12 April 2011
The Path from Fukushima: rebuilding Japan
Reconstructing Japan's energy sector using renewable energy and efficiency technology will be cheaper, faster, cleaner, and more resilient than traditional thermal and nuclear power plants, researchers from RMIT University and the Nautilus Institute for Security and Sustainability have found.
The report finds Japan’s energy needs could be met two to three years faster using renewable energy and efficiency technologies.
The researchers have found Japan's energy needs could be met two to three years faster if the focus was shifted away from nuclear and thermal power.
The findings are detailed in their report, The Path from Fukushima: Short and Medium-term Impacts of the Reactor Damage Caused by the Japan Earthquake and Tsunami on Japan's Electricity System.
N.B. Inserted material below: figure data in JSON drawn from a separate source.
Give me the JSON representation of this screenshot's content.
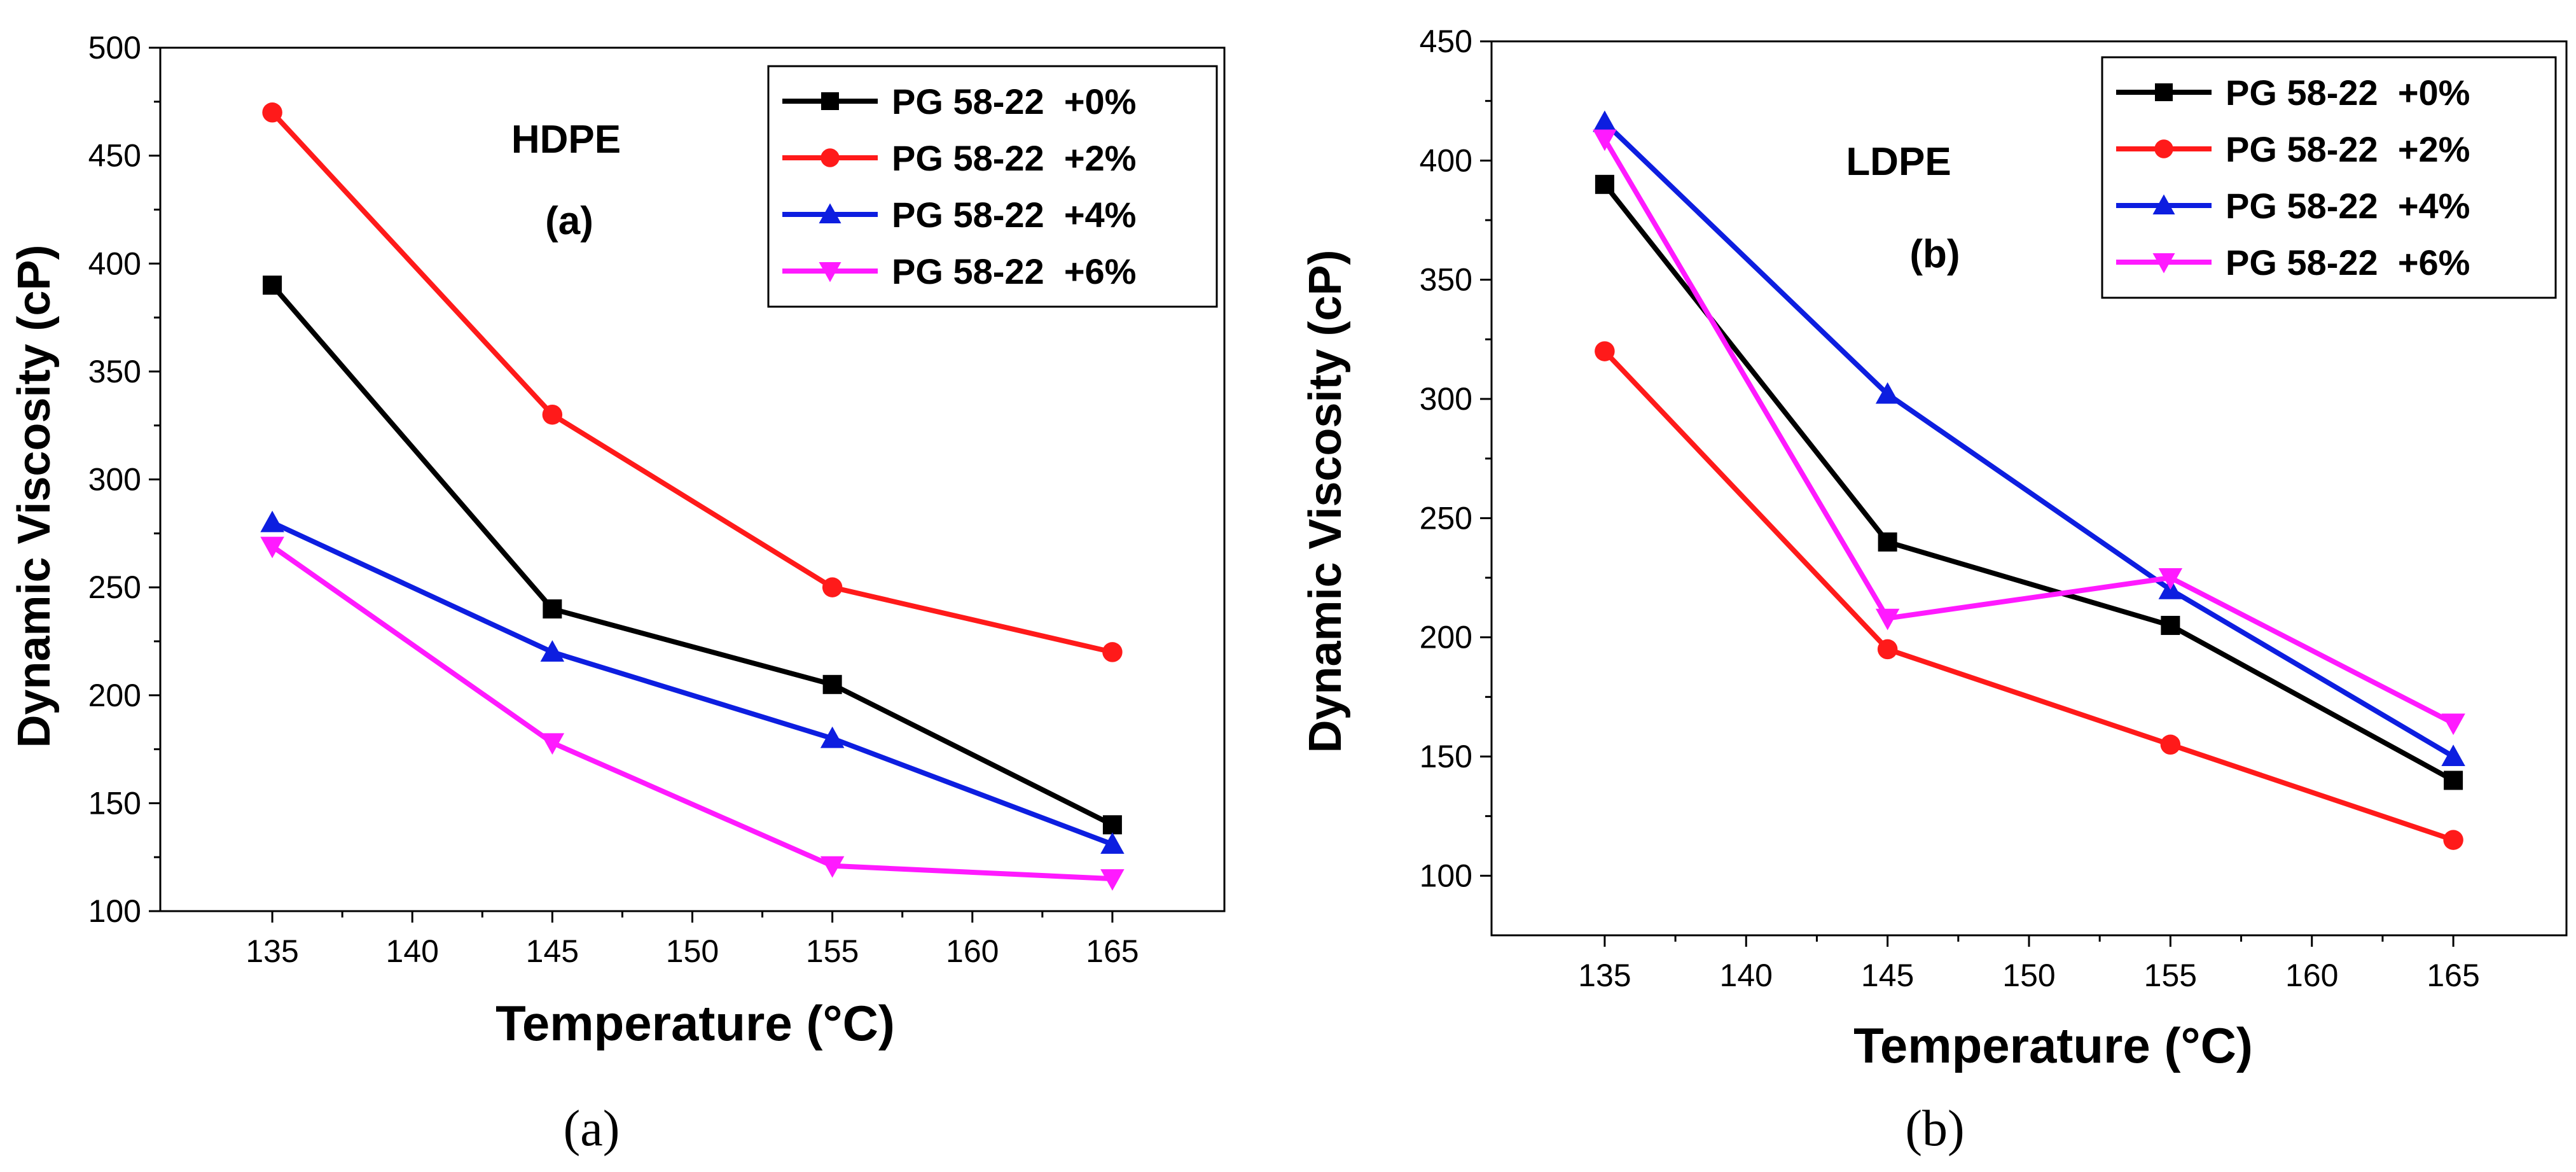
{
  "chart_data": [
    {
      "type": "line",
      "title": "HDPE",
      "subtitle": "(a)",
      "caption": "(a)",
      "xlabel": "Temperature (°C)",
      "ylabel": "Dynamic Viscosity (cP)",
      "x": [
        135,
        145,
        155,
        165
      ],
      "xlim": [
        131,
        169
      ],
      "ylim": [
        100,
        500
      ],
      "xticks": [
        135,
        140,
        145,
        150,
        155,
        160,
        165
      ],
      "yticks": [
        100,
        150,
        200,
        250,
        300,
        350,
        400,
        450,
        500
      ],
      "xtick_labels": [
        "135",
        "140",
        "145",
        "150",
        "155",
        "160",
        "165"
      ],
      "ytick_labels": [
        "100",
        "150",
        "200",
        "250",
        "300",
        "350",
        "400",
        "450",
        "500"
      ],
      "grid": false,
      "legend_position": "top-right",
      "series": [
        {
          "name": "PG 58-22  +0%",
          "color": "#000000",
          "marker": "square",
          "values": [
            390,
            240,
            205,
            140
          ]
        },
        {
          "name": "PG 58-22  +2%",
          "color": "#ff1a1a",
          "marker": "circle",
          "values": [
            470,
            330,
            250,
            220
          ]
        },
        {
          "name": "PG 58-22  +4%",
          "color": "#0d1ee0",
          "marker": "triangle-up",
          "values": [
            280,
            220,
            180,
            131
          ]
        },
        {
          "name": "PG 58-22  +6%",
          "color": "#ff1aff",
          "marker": "triangle-down",
          "values": [
            269,
            178,
            121,
            115
          ]
        }
      ]
    },
    {
      "type": "line",
      "title": "LDPE",
      "subtitle": "(b)",
      "caption": "(b)",
      "xlabel": "Temperature (°C)",
      "ylabel": "Dynamic Viscosity (cP)",
      "x": [
        135,
        145,
        155,
        165
      ],
      "xlim": [
        131,
        169
      ],
      "ylim": [
        75,
        450
      ],
      "xticks": [
        135,
        140,
        145,
        150,
        155,
        160,
        165
      ],
      "yticks": [
        100,
        150,
        200,
        250,
        300,
        350,
        400,
        450
      ],
      "xtick_labels": [
        "135",
        "140",
        "145",
        "150",
        "155",
        "160",
        "165"
      ],
      "ytick_labels": [
        "100",
        "150",
        "200",
        "250",
        "300",
        "350",
        "400",
        "450"
      ],
      "grid": false,
      "legend_position": "top-right",
      "series": [
        {
          "name": "PG 58-22  +0%",
          "color": "#000000",
          "marker": "square",
          "values": [
            390,
            240,
            205,
            140
          ]
        },
        {
          "name": "PG 58-22  +2%",
          "color": "#ff1a1a",
          "marker": "circle",
          "values": [
            320,
            195,
            155,
            115
          ]
        },
        {
          "name": "PG 58-22  +4%",
          "color": "#0d1ee0",
          "marker": "triangle-up",
          "values": [
            416,
            302,
            220,
            150
          ]
        },
        {
          "name": "PG 58-22  +6%",
          "color": "#ff1aff",
          "marker": "triangle-down",
          "values": [
            409,
            208,
            225,
            164
          ]
        }
      ]
    }
  ]
}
Professor Peter Hayes, from RMIT's School of Global Studies, Social Science and Planning, and Dr Richard Tanter, Senior Research Associate at the Nautilus Institute, worked with a team of researchers from Australia, Japan, the United States, China and Korea on the report.
The research report uses a quantitative model of the Japanese energy sector to examine the costs of rebuilding using energy efficient technology, renewable energy sources and distributed power generation compared with using centralised gas and nuclear power plants.
Professor Hayes said the Japanese government faced a strategic choice in how it responded to the Fukushima crisis.
"Our research finds that the efficient-renewable-distributed energy scenario can be deployed very rapidly and will start to save power immediately," Professor Hayes, who is Professor of International Relations at RMIT, said.
"The alternative - even if fast tracked - will take two to three years longer to implement and meet consumer demand.
"This unmet demand will increase the cost of energy in Japan, making the centralised nuclear and thermal power option more expensive than the energy efficient alternative."
The report finds rebuilding using green technology and renewable energy would cost less by avoiding the price hikes associated with unmet demand and reduce CO2 emissions in Japan by 50 per cent.